Since it is virtually impossible to cite all the relevant literature on any topic of any consequence that has been around for any length of time, it seems to me that there must be a large element of judgment and discretion in citation practices. The notion that, as a broad proposition, “rules of justice and fairness” apply to citation practices seems very dubious to me. Rules of accuracy and attribution obviously apply, and I think we all know what those are. But these are not the same as rules of justice and fairness. If, for example, I write something and I take an idea directly (or indirectly) from Nexon, then I damn well better cite Nexon for that idea. But if I write about a topic that Nexon has written about and I don’t cite Nexon (say in a string citation of “see XYZ on [the general topic]”), I don’t agree that I am being “unfair” or “unjust” to Nexon. In that case I may (or may not) be revealing myself as a shoddy, careless, lazy, and/or inferior scholar, but that’s my problem. I don’t think fairness or justice much enters into it. That, at least, is my off-the-cuff reaction.


Dan Nexon 07.30.09 at 5:44 am

“Property rights” is obviously a deeply strained way of looking at it, but the underlying notion seems to be that X has some connection with research program Y such that any mention of Y requires a mention of X. And we see claims to that effect all the time in academia–particularly in peer reviews. I’m not saying that’s a good practice. One of “Nexon’s rules for peer reviewing” is that criticisms for “failing to invoke a work” should be coupled with reasons why invoking that work might change or impact the argument.
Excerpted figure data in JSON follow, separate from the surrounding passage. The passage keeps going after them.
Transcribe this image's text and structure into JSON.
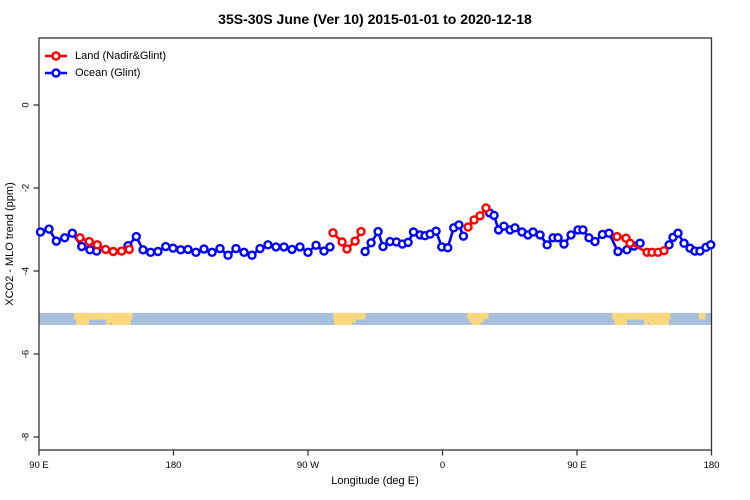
{
  "chart_data": {
    "type": "line",
    "title": "35S-30S June (Ver 10)   2015-01-01 to 2020-12-18",
    "xlabel": "Longitude (deg E)",
    "ylabel": "XCO2 - MLO trend (ppm)",
    "xlim": [
      90,
      540
    ],
    "ylim": [
      -8.3,
      1.6
    ],
    "grid": "off",
    "legend_position": "top-left",
    "x_ticks": [
      {
        "lon": 90,
        "label": "90 E"
      },
      {
        "lon": 180,
        "label": "180"
      },
      {
        "lon": 270,
        "label": "90 W"
      },
      {
        "lon": 360,
        "label": "0"
      },
      {
        "lon": 450,
        "label": "90 E"
      },
      {
        "lon": 540,
        "label": "180"
      }
    ],
    "y_ticks": [
      {
        "v": 0,
        "label": "0"
      },
      {
        "v": -2,
        "label": "-2"
      },
      {
        "v": -4,
        "label": "-4"
      },
      {
        "v": -6,
        "label": "-6"
      },
      {
        "v": -8,
        "label": "-8"
      }
    ],
    "legend": [
      {
        "label": "Land (Nadir&Glint)",
        "color": "#ff0000"
      },
      {
        "label": "Ocean (Glint)",
        "color": "#0000ff"
      }
    ],
    "series": [
      {
        "name": "Ocean (Glint)",
        "color": "#0000ff",
        "segments": [
          [
            [
              91,
              -3.06
            ],
            [
              96.7,
              -2.99
            ],
            [
              101.6,
              -3.28
            ],
            [
              107.2,
              -3.2
            ],
            [
              112.3,
              -3.09
            ],
            [
              118.6,
              -3.41
            ],
            [
              124.1,
              -3.49
            ],
            [
              128.6,
              -3.52
            ]
          ],
          [
            [
              149.6,
              -3.39
            ],
            [
              155.1,
              -3.17
            ],
            [
              159.6,
              -3.49
            ],
            [
              164.7,
              -3.55
            ],
            [
              169.6,
              -3.53
            ],
            [
              174.8,
              -3.41
            ],
            [
              179.7,
              -3.45
            ],
            [
              184.8,
              -3.49
            ],
            [
              189.7,
              -3.48
            ],
            [
              195,
              -3.55
            ],
            [
              200.4,
              -3.47
            ],
            [
              205.8,
              -3.55
            ],
            [
              211.1,
              -3.46
            ],
            [
              216.5,
              -3.62
            ],
            [
              221.8,
              -3.46
            ],
            [
              227.2,
              -3.55
            ],
            [
              232.5,
              -3.62
            ],
            [
              237.9,
              -3.46
            ],
            [
              243.2,
              -3.37
            ],
            [
              248.6,
              -3.42
            ],
            [
              253.9,
              -3.42
            ],
            [
              259.3,
              -3.48
            ],
            [
              264.6,
              -3.42
            ],
            [
              270,
              -3.55
            ],
            [
              275.4,
              -3.38
            ],
            [
              280.7,
              -3.52
            ],
            [
              284.7,
              -3.42
            ]
          ],
          [
            [
              308.2,
              -3.53
            ],
            [
              312.2,
              -3.32
            ],
            [
              316.9,
              -3.05
            ],
            [
              320.2,
              -3.41
            ],
            [
              324.9,
              -3.29
            ],
            [
              329.2,
              -3.3
            ],
            [
              333.2,
              -3.35
            ],
            [
              337,
              -3.31
            ],
            [
              340.6,
              -3.06
            ],
            [
              345,
              -3.13
            ],
            [
              348.3,
              -3.15
            ],
            [
              351.7,
              -3.11
            ],
            [
              355.7,
              -3.04
            ],
            [
              359.5,
              -3.42
            ],
            [
              363.5,
              -3.44
            ],
            [
              367.5,
              -2.96
            ],
            [
              371,
              -2.89
            ],
            [
              374,
              -3.16
            ]
          ],
          [
            [
              391.5,
              -2.6
            ],
            [
              394.5,
              -2.66
            ],
            [
              397.5,
              -3.01
            ],
            [
              401.1,
              -2.92
            ],
            [
              405.2,
              -3.01
            ],
            [
              408.5,
              -2.96
            ],
            [
              413.2,
              -3.06
            ],
            [
              417.2,
              -3.13
            ],
            [
              420.6,
              -3.06
            ],
            [
              425.3,
              -3.13
            ],
            [
              430,
              -3.37
            ],
            [
              434,
              -3.2
            ],
            [
              437.3,
              -3.2
            ],
            [
              441.3,
              -3.35
            ],
            [
              446,
              -3.13
            ],
            [
              450.7,
              -3.01
            ],
            [
              454,
              -3.01
            ],
            [
              458,
              -3.2
            ],
            [
              462,
              -3.29
            ],
            [
              467,
              -3.12
            ],
            [
              471.4,
              -3.09
            ],
            [
              477.4,
              -3.53
            ],
            [
              483.4,
              -3.49
            ],
            [
              488.2,
              -3.4
            ],
            [
              492.2,
              -3.33
            ]
          ],
          [
            [
              511.6,
              -3.37
            ],
            [
              514.2,
              -3.19
            ],
            [
              517.6,
              -3.09
            ],
            [
              521.6,
              -3.33
            ],
            [
              525.6,
              -3.45
            ],
            [
              528.9,
              -3.52
            ],
            [
              532.3,
              -3.52
            ],
            [
              536.3,
              -3.43
            ],
            [
              539.5,
              -3.37
            ]
          ]
        ]
      },
      {
        "name": "Land (Nadir&Glint)",
        "color": "#ff0000",
        "segments": [
          [
            [
              117.4,
              -3.2
            ],
            [
              123.6,
              -3.29
            ],
            [
              129,
              -3.37
            ],
            [
              134.6,
              -3.48
            ],
            [
              139.7,
              -3.53
            ],
            [
              145.3,
              -3.52
            ],
            [
              150.4,
              -3.48
            ]
          ],
          [
            [
              286.7,
              -3.08
            ],
            [
              292.8,
              -3.3
            ],
            [
              296.1,
              -3.47
            ],
            [
              301.5,
              -3.28
            ],
            [
              305.5,
              -3.05
            ]
          ],
          [
            [
              377.1,
              -2.94
            ],
            [
              381.1,
              -2.77
            ],
            [
              385.1,
              -2.67
            ],
            [
              389.1,
              -2.48
            ]
          ],
          [
            [
              476.8,
              -3.17
            ],
            [
              482.8,
              -3.21
            ],
            [
              485.5,
              -3.33
            ],
            [
              496.9,
              -3.55
            ],
            [
              500.2,
              -3.55
            ],
            [
              504.2,
              -3.55
            ],
            [
              508.2,
              -3.51
            ]
          ]
        ]
      }
    ],
    "map_strip": {
      "description": "world coastline strip for 35S-30S latitude band",
      "value_top": -5.01,
      "value_bottom": -5.3,
      "ocean_color": "#a8bedd",
      "land_color": "#fbd87d",
      "land_patches": [
        {
          "name": "australia",
          "rects": [
            [
              113.5,
              152.5,
              0,
              0.55
            ],
            [
              115,
              123.5,
              0.55,
              1
            ],
            [
              135,
              137.5,
              0.55,
              1
            ],
            [
              138.5,
              151.5,
              0.55,
              1
            ],
            [
              137.5,
              138.5,
              0.55,
              0.78
            ]
          ]
        },
        {
          "name": "south-america",
          "rects": [
            [
              287,
              308.5,
              0,
              0.55
            ],
            [
              287.5,
              299.5,
              0.55,
              1
            ],
            [
              299.5,
              302,
              0.55,
              0.8
            ]
          ]
        },
        {
          "name": "africa",
          "rects": [
            [
              376.7,
              390.7,
              0,
              0.5
            ],
            [
              378,
              387.5,
              0.5,
              0.78
            ],
            [
              379.5,
              385.5,
              0.78,
              1
            ]
          ]
        },
        {
          "name": "australia-2",
          "rects": [
            [
              473.5,
              512.5,
              0,
              0.55
            ],
            [
              475,
              483.5,
              0.55,
              1
            ],
            [
              495,
              497.5,
              0.55,
              1
            ],
            [
              498.5,
              511.5,
              0.55,
              1
            ],
            [
              497.5,
              498.5,
              0.55,
              0.78
            ]
          ]
        },
        {
          "name": "new-zealand",
          "rects": [
            [
              531.5,
              536,
              0,
              0.55
            ]
          ]
        }
      ]
    },
    "style": {
      "box_color": "#333333",
      "text_color": "#000000",
      "background": "#ffffff"
    }
  }
}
But there’s also a sense in which one has a responsibility to find out what’s been published in an area of work and to avoid replication without citation. That’s been a semi-regular topic of discussion here (think Kieran’s complaints about physicists and social network analysis, or the “Eurovision” incident). In my subfield (International Relations), I do think there’s certain laziness about citing articles from certain journals (*cough* IO *cough*) when articles in other journals are actually more on point.
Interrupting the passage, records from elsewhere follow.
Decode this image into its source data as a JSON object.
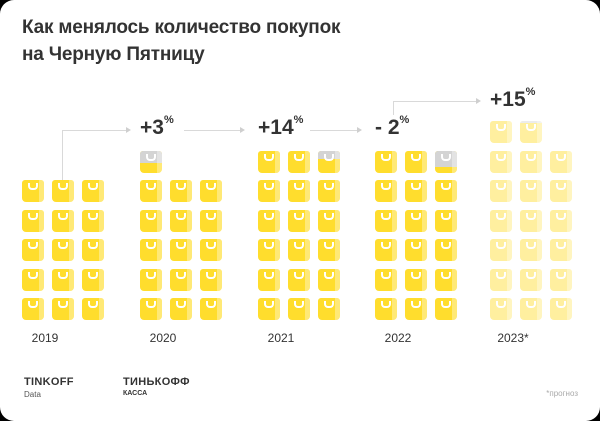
{
  "title_line1": "Как менялось количество покупок",
  "title_line2": "на Черную Пятницу",
  "chart_data": {
    "type": "pictograph",
    "title": "Как менялось количество покупок на Черную Пятницу",
    "categories": [
      "2019",
      "2020",
      "2021",
      "2022",
      "2023*"
    ],
    "bag_units": [
      15,
      15.45,
      17.6,
      17.25,
      19.9
    ],
    "changes": [
      {
        "from": "2019",
        "to": "2020",
        "label": "+3",
        "unit": "%"
      },
      {
        "from": "2020",
        "to": "2021",
        "label": "+14",
        "unit": "%"
      },
      {
        "from": "2021",
        "to": "2022",
        "label": "- 2",
        "unit": "%"
      },
      {
        "from": "2022",
        "to": "2023*",
        "label": "+15",
        "unit": "%"
      }
    ],
    "forecast_category": "2023*",
    "colors": {
      "bag": "#ffdd2d",
      "empty": "#d4d4d4"
    }
  },
  "footer": {
    "logo1": "TINKOFF",
    "logo1_sub": "Data",
    "logo2": "ТИНЬКОФФ",
    "logo2_sub": "КАССА",
    "note": "*прогноз"
  }
}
And there’s also the larger question of how citation practices impact the careers of scholars; certainly there are cases in which scholars routinely fail to cite work they’re familiar with, and even if those reasons are benign, that failure helps to marginalize the people they’re failing to cite.
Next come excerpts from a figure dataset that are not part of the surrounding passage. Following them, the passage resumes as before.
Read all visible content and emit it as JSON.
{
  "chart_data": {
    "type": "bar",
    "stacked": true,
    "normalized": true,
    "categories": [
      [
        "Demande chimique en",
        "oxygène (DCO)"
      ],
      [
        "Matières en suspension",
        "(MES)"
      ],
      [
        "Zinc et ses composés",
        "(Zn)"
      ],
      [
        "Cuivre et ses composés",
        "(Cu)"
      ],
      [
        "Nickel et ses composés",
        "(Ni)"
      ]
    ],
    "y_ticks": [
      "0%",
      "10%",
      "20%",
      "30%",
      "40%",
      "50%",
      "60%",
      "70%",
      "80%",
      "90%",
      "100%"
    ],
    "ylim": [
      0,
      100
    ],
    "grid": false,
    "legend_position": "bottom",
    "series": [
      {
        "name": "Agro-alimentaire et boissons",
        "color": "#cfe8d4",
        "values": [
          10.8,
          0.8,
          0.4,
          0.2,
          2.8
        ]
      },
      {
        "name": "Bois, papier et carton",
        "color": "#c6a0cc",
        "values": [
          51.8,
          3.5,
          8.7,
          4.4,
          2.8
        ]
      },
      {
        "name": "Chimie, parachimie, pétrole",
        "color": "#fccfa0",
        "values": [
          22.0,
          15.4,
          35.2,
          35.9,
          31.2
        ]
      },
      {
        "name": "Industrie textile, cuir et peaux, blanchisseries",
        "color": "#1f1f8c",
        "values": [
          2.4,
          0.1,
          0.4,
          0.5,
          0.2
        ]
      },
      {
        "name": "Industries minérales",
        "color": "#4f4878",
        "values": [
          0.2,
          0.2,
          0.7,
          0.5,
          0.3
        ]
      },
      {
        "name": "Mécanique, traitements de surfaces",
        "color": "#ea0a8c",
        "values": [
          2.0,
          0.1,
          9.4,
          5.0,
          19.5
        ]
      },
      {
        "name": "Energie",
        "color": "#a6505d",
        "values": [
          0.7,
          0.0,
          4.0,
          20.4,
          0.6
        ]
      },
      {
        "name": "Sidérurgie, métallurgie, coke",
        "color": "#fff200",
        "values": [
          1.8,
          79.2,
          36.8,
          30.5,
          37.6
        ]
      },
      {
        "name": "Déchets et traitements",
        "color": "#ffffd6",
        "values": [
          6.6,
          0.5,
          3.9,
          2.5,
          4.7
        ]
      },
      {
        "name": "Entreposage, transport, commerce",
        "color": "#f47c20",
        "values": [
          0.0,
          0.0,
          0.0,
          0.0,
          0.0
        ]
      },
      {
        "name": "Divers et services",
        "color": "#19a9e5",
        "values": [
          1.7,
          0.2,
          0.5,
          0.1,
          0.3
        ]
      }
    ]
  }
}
Yes, of course, like Henry I’ve read articles or books and thought “WTF” when I don’t see a reference to my work, but I’ve learned to get over it. What I do see (particularly when reviewing) are scholars who aren’t adventurous enough to stray beyond one or two journals–or “must read” articles–and thus miss stuff that they’re replicating or really ought to deal with in order to improve their argument. On the other hand, I’ve had reviewers criticize me for not including a reference to some article that makes the same point as a number of other articles in a string citation, and at least twice that’s because I needed to reduce my word count.

Which raises another issue: how the decreasing maximum length of journal articles encourages us to skimp on citations…..


Dan Nexon 07.30.09 at 5:46 am

Wow, that was a babbling comment. Must to bed.